Equivalent circuit for end-loaded piezoelectric bimorph actuators

Abstract

Following on Mason's equivalent circuit for a piezoelectric bar with a length-expansion mode, we have designed an equivalent circuit for a piezoelectric bimorph. A transformer with a transformation ratio with the dimension ‘‘length'’ allows us to construct a moment from a force and an arm. The total moment is transformed back into a force at the tip of the bimorph by a reduced transformer with the dimension of ‘‘inverse length''. A mass m attached to the tip of the bimorph can be represented as an inductor of inductance L = m, which can be placed in series with the inductance which represents the mass of the bimorph. The velocity of the mass can be calculated as the current through the inductor, and the displacement of the mass expressed as the time integral of the velocity. The dynamic behavior of the mass is calculated as a function of the frequency of excitation with an electric voltage V. The displacement is observed under a microscope as a function of frequency, and shows a close agreement between the theoretical and experimental curves. Attaching a mass at the tip of the bimorph increases the total mass as well as the total inductance of the equivalent circuit. In this manner the change in resonance frequency can easily be predicted. Experimentally the resonance frequency shifts towards lower values with increasing masses, according to the theoretical predictions.

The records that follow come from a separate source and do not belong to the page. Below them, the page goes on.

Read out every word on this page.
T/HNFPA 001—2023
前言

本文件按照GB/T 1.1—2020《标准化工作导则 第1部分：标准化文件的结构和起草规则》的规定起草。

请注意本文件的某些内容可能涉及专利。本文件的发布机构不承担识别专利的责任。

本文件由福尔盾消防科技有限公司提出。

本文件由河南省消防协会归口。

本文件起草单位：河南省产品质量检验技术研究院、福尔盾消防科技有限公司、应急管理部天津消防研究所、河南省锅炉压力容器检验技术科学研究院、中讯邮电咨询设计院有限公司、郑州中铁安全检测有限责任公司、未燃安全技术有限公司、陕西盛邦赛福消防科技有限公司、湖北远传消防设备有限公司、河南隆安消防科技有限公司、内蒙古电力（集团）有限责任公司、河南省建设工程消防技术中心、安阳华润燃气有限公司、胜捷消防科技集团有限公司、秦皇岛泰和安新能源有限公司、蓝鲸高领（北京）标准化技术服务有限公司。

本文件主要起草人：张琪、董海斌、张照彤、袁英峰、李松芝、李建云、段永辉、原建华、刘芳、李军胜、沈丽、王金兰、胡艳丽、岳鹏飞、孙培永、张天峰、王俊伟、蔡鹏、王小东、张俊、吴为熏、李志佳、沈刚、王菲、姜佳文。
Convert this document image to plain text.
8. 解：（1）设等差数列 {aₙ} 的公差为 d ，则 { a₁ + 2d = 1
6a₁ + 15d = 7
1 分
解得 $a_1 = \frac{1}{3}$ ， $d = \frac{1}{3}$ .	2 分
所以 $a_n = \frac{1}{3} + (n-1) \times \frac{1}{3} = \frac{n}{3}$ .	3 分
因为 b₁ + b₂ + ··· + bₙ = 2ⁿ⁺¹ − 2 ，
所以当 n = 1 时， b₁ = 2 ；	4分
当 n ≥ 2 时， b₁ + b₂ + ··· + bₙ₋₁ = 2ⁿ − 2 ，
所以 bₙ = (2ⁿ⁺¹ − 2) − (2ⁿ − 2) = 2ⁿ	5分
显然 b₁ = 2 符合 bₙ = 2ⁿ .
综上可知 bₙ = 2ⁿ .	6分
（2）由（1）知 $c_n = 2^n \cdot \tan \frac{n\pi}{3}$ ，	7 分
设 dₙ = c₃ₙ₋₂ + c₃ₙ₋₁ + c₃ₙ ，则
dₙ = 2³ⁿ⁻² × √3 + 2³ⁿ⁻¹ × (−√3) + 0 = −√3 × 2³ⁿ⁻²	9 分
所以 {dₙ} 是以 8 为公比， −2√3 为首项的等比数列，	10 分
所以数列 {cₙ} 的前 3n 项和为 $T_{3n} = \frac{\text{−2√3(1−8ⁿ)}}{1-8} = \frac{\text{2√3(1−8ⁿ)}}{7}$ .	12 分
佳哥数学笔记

This model has been adapted to a ‘‘one-and-a-half-morph'’ in which a piezoelectric bar is glued to a non piezoelectric bar. We selected a non piezoelectric material with the same elastic properties and specific mass as the piezoelectric material and loaded this assembly with masses at the tip of the bimorph, and calculated and measured its displacement as a function of frequency. Once again there was a close agreement between theory and experiment.